There is something in the Montana winter light which conjures up the ice floes of Frankenstein’s escape, or Hurley’s photos of Shackleton’s doomed expedition, or Caspar David Friedrich’s 1824 painting Sea of Ice, where rime clads the shrouds and masts of the HMS Griper, one of Admiral Parry’s ships lost in his 1924 North Pole expedition. The painting was originally called A Wrecked Ship off the Coast of Greenland in the Moonlight. Ice sheets push up like tectonic plates colliding around the central focus of the masts, creating a ghost ship out of spikes of frost, much as rays of phosphorus splinter off a Fourth of July sparkler.

More familiar are Frank Hurley’s 1914 photos of Sir Ernest Shackleton’s ship, Endurance, breaking apart in the Antarctic ice, its rigging a web of misdirection. 1914 was the year when the world fell apart, and World War I proved that civilization wasn’t the antidote to war that the editors of The Encyclopedia Britannica assumed. Yeats summarized the apparent breakdown of society in The Second Coming (1919):

Things fall apart; the centre cannot hold;

Mere anarchy is loosed upon the world ….

From a civilized center (Parry’s and Shackleton’s ships of empire), however, came a new order of art out of chaos, spikes of light emanating in all directions like a monstrance. Art was suddenly free to follow all manner of subplots, held together by whatever slim excuse the artist invented.

This revelation had been present in art for a long time. Artists out of necessity know that the only way out of restrictive society is the imagination. In Shakespeare’s Measure for Measure, anarchy ensues until order is restored, somewhat arbitrarily, by the Duke (or the author), at the last minute. Beethoven holds his last quartets together with a Bach-like structure underneath the Schönberg-like capriciousness of their surface.

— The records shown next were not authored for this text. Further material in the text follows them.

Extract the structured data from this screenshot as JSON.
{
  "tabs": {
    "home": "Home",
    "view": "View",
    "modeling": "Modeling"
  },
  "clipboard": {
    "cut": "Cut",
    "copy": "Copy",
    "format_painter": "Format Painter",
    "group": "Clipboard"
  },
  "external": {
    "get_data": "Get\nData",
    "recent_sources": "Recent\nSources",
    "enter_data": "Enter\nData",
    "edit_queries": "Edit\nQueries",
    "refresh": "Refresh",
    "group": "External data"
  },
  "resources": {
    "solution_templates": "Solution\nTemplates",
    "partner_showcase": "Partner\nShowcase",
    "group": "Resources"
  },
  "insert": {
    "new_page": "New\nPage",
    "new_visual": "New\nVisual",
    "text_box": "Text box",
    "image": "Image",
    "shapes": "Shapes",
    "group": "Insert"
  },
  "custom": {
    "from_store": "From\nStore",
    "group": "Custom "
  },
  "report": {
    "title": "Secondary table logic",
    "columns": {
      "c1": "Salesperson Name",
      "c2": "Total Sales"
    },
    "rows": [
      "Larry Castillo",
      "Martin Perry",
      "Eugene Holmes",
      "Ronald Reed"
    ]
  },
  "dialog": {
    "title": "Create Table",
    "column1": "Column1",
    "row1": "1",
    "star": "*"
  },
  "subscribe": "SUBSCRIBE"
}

Or there is the wrecked ship in Friedrich’s painting, and the tilt and ride of a gondola in Chopin’s Barcarolle. At least this is how I think of Chopin’s piece: a central theme, the rock of the gondola, around which swirl eddies, satellites, and anecdotes, the way the lights on a Christmas tree combine their chaos around the masthead of an iconic theme.

And yet these tectonic faults create mountains. Out of fragmentation came cubism. Weaknesses in our core force us to coat the world (a Yeatsian metaphor) in rhyme. Out of chaos comes art, that arises inexplicably, like phosphorescence at sea. The sailors who named it a “glory” or “halo” saw the grace inherent in the phenomenon. Nature sometimes shows too much of its hand.

I was thinking as well of Mark di Suvero’s girders, which lash out like solar prominences in his sculptures Vivaldi and Joie de Vivre. These ostensibly peripheral, unbalanced diagonals are actually central, like Friedrich’s Mast and the spire of the sinking church in Debussy’s Sunken Cathedral, manmade obelisks which rise to the skies, masts and spires both containing and railing against the heavens, as di Suvero frees construction of its skeletons by using those same skeletons. Like gamma rays which escape from black holes (which should be too powerful for that to happen), di Suvero’s steel beams are rays of radiation, which both embody and escape the rules of gravity.

It is through forces of nature that defy other forces of nature that we find the wormhole which eases us into dreams. Here and there certain works of art act like Möbius strips which demonstrate “things invisible to see.”